Blinken went on to state that there were some “positive” items in China’s 12-point peace plan including respecting “the sovereignty, independence and territorial integrity of all countries,” which implies a Russian troop withdrawal. He also declared that the Xi-Zelensky phone call had been “a positive thing, because it’s vitally important that China and other countries that have been seeking to advance peace hear from the victim, not just the aggressor.”

The purpose of the endless denunciations of Russian aggression by the US and its close allies is to obscure the fact that the primary responsibility for the war rests with American imperialism which has, by expanding NATO borders to encroach on Russia, deliberately goaded Moscow into launching military action. Washington, which is pressing Kiev into launching a spring offensive, has to date rejected any talks that do not start with Moscow’s complete capitulation.

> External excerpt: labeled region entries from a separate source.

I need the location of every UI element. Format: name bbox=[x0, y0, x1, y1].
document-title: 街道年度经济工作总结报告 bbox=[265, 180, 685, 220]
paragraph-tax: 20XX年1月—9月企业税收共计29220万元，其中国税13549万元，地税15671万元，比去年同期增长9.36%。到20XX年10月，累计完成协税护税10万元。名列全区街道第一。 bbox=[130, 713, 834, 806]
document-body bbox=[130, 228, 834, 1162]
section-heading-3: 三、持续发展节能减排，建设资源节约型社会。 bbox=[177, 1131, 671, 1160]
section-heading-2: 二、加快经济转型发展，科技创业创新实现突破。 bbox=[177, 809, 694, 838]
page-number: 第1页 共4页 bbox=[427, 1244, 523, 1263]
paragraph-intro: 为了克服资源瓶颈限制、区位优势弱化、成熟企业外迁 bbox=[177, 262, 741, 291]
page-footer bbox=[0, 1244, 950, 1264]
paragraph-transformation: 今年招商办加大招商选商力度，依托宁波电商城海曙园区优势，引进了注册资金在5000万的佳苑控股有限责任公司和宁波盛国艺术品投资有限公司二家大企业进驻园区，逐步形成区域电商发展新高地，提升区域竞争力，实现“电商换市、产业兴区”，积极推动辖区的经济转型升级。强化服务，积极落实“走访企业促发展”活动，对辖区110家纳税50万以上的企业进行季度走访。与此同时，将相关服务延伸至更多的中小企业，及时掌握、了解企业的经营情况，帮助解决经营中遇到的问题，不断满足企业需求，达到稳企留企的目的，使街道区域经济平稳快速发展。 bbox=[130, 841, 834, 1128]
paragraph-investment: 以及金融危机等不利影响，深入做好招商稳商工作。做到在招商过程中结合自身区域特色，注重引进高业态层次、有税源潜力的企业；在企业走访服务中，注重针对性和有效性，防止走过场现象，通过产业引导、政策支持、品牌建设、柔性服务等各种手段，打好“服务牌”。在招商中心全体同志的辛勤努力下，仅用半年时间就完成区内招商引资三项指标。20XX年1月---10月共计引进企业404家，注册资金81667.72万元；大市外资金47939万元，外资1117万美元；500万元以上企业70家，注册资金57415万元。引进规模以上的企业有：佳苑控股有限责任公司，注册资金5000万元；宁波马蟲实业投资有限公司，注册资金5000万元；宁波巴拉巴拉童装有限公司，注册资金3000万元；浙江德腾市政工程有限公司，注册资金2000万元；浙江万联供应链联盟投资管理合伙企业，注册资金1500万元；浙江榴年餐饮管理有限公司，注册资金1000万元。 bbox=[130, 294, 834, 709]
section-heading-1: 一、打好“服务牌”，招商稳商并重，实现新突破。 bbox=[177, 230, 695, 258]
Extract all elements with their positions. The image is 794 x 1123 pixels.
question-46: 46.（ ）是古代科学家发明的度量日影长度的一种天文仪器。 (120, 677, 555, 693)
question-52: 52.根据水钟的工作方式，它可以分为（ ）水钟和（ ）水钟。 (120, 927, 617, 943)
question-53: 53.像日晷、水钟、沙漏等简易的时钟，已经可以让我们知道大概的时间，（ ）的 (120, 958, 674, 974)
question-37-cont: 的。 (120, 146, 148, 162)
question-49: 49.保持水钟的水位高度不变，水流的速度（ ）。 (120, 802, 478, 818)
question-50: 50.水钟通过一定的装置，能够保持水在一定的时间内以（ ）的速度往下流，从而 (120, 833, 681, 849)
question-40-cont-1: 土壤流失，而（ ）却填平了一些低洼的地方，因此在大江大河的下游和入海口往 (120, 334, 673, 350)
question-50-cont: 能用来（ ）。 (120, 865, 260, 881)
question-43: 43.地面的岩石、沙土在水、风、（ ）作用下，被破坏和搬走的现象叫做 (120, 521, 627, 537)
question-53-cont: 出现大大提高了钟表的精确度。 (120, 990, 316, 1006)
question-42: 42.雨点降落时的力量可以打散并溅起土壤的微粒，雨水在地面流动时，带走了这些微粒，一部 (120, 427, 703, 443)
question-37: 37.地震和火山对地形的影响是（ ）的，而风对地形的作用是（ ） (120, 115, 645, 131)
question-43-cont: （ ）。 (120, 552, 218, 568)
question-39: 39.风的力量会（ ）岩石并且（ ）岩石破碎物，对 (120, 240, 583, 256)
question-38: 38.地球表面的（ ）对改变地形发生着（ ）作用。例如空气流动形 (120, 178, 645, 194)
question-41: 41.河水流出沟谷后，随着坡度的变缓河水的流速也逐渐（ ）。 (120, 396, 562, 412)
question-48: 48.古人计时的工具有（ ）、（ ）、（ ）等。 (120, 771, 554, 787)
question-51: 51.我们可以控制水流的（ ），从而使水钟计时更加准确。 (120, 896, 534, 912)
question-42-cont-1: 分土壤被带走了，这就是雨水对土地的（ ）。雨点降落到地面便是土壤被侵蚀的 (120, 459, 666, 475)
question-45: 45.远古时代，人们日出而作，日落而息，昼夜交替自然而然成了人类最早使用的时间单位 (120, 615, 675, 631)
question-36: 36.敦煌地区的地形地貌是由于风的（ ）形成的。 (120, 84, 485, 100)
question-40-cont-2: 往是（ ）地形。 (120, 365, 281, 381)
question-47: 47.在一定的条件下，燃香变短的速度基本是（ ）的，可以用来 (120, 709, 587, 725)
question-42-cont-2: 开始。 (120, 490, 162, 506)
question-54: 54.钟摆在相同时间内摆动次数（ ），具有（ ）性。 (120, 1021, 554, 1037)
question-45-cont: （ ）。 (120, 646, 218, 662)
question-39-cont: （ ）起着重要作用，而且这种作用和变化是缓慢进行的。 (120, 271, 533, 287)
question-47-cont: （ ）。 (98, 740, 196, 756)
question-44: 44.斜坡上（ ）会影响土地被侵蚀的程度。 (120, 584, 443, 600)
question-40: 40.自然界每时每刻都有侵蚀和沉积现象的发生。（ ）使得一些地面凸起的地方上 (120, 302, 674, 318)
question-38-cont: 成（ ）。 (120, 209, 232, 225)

In his commentary, Ignatius pointed to the motive behind Washington’s latest response to Beijing’s proposal for peace talks. As he stated, the US initially dismissed the plan as part of its efforts to block a broader Chinese role in Europe and “keep European allies from making sweetheart deals with Beijing.” However, “when even Zelensky—who depends on US military aid for his country’s survival—is welcoming contact with Xi, excluding China might be unrealistic.”

An article in the Wall Street Journal last weekend noted: “The interest in negotiations brings Washington in closer alignment with some European countries, which are eager to see the conflict end, or at the very least moderate in intensity, and have been the most intent on discussing some resolution this year.”

However, at the same time, the Journal pointed out US support for negotiations is linked to the planned offensive in Ukraine. Citing unnamed senior French and German officials, the article said the expectation was that “the aim is for Ukraine to regain important territory in the south, a development that could be interpreted as a success even if Russia retains chunks of territory its forces have occupied.”

These comments make clear that the US shift is purely tactical. While nominally allowing Beijing to proceed, Washington will do everything in its power to sabotage any peace talks as it continues to inflict military defeats on Russia. US imperialism’s strategic aims in provoking the war in Ukraine remain the same: to recklessly prosecute the war so as to weaken, destabilise and break up Russia regardless of the terrible consequences for the Ukrainian and Russian people and the dangers of plunging the world into a global conflict involving nuclear-armed powers.